WASHINGTON, Oct. 11, 2017 – In conversing with leaders for the Foundation for Food and Agriculture Research, one does not get the impression that theirs is a future almost entirely in the hands of a cash-strapped Congress.
FFAR was created in the 2014 farm bill and allocated $200 million. The only catch was that the group had to secure matching funds from non-federal partners, which they’ve done in a number of projects so far. Now, as the group’s board looks ahead to the upcoming farm bill, there’s an inescapable truth: They need to get funding again. And in a farm bill where money will be tight, making that case won’t be as easy as they might like.
“We think we have such a strong value and we’ve had so much support from the Hill that I think we’ll continue to have that support. I’m not quite sure what form, but I’m hopeful that we’ll have support,” Sally Rockey, FFAR’s executive director said in an interview with Agri-Pulse while at the same time acknowledging the “constraint” of “the fiscal realities of what Congress is faced within this next farm bill.”

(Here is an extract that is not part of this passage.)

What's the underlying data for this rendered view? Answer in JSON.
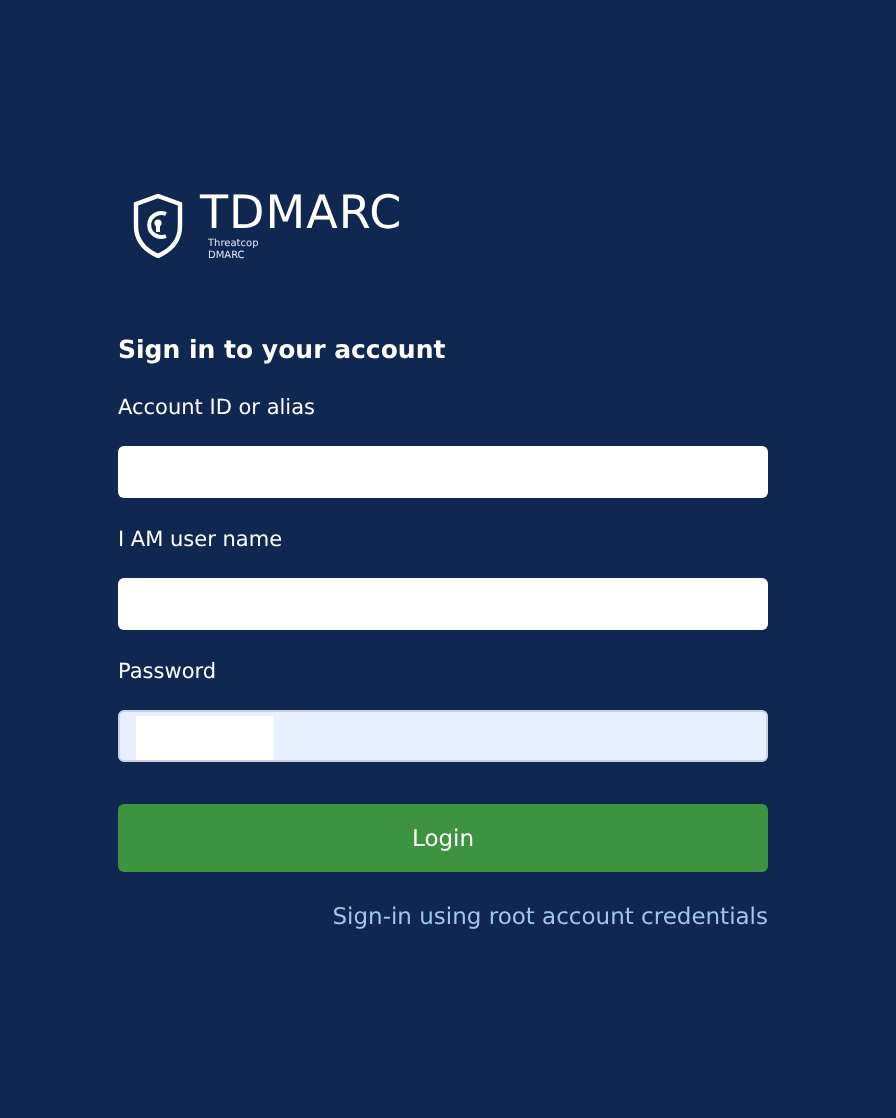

FFAR’s board was in Washington last week for an annual meeting and to talk with members of Congress about where things stand. They met with Senate Ag Committee Chair Pat Roberts, R-Kan., and staff from the office of Debbie Stabenow, a Michigan Democrat and the committee’s ranking member. Roberts and Stabenow were two of FFAR’s biggest champions during the drafting of what became the 2014 farm bill.
“Budgets are tight, but we got, I think, positive signs from both of these leaders that they will try to work to find resources to help keep FFAR going forward in this next farm bill,” Mark Keenum, FFAR’s board chair as well the president of Mississippi State University, told Agri-Pulse.
Bob Stallman, a member of the board and the former president of the American Farm Bureau Federation, recounted to Agri-Pulse some details of a summer meeting with House Ag Committee Chair Mike Conaway, R-Texas. He said Conaway was familiar with FFAR’s work and “thought we were really doing a good job,” but said he couldn’t guarantee “how that translates into money.”
“No one is saying ‘we can get you X number of dollars,’” Stallman said.
For now, FFAR is working its way through the $200 million allocation research grant by research grant. At a public meeting Friday in Washington, Rockey gave a rundown of the group’s progress, saying they were “light years ahead” of where they were even a year ago, garnering $78 million in 39 matching funds grants from 65 different donors and partners.
While they certainly aren’t hoping for this, getting less than $200 million wouldn’t be the end of the world. Rockey said getting even a reduced level of funding would still allow FFAR to continue to build partnerships.
“That funding is key to bringing people around the table and providing incentive for people to work with us,” she said, “so we will work with whatever Congress sees fit to give us.”
But they say it’s critical Congress gives them something, preferably another round of $200 million. FFAR can point to the potential of their research – a project studying photosynthesis has improved yield by 20 percent in some conditions – and the general need for the kinds of studies they support. The fact that the board is well represented with prominent names – including a former secretary of agriculture (Dan Glickman) – doesn’t hurt their cause either.
“None of us are new at this game,” noted, Pam Johnson, a former president of the National Corn Growers Association who currently sits on the FFAR board. “Our board is well-networked and well-connected and really has a deep commitment for ag research for not just the last three years, but we have in the past. So we’re building on those networks.”
Johnson, a farmer from northern Iowa, said she’s also cognizant of the benefits she can see of prior investments in ag research. That realization only underscores her belief that this is a program worth supporting.
“We have to keep continuing to make those investments now so we can see those results in the future,” Johnson said. “It might be longer than we’d like to see, but if we don’t start now, we’re going to be making investments on damage control rather than on research investments.”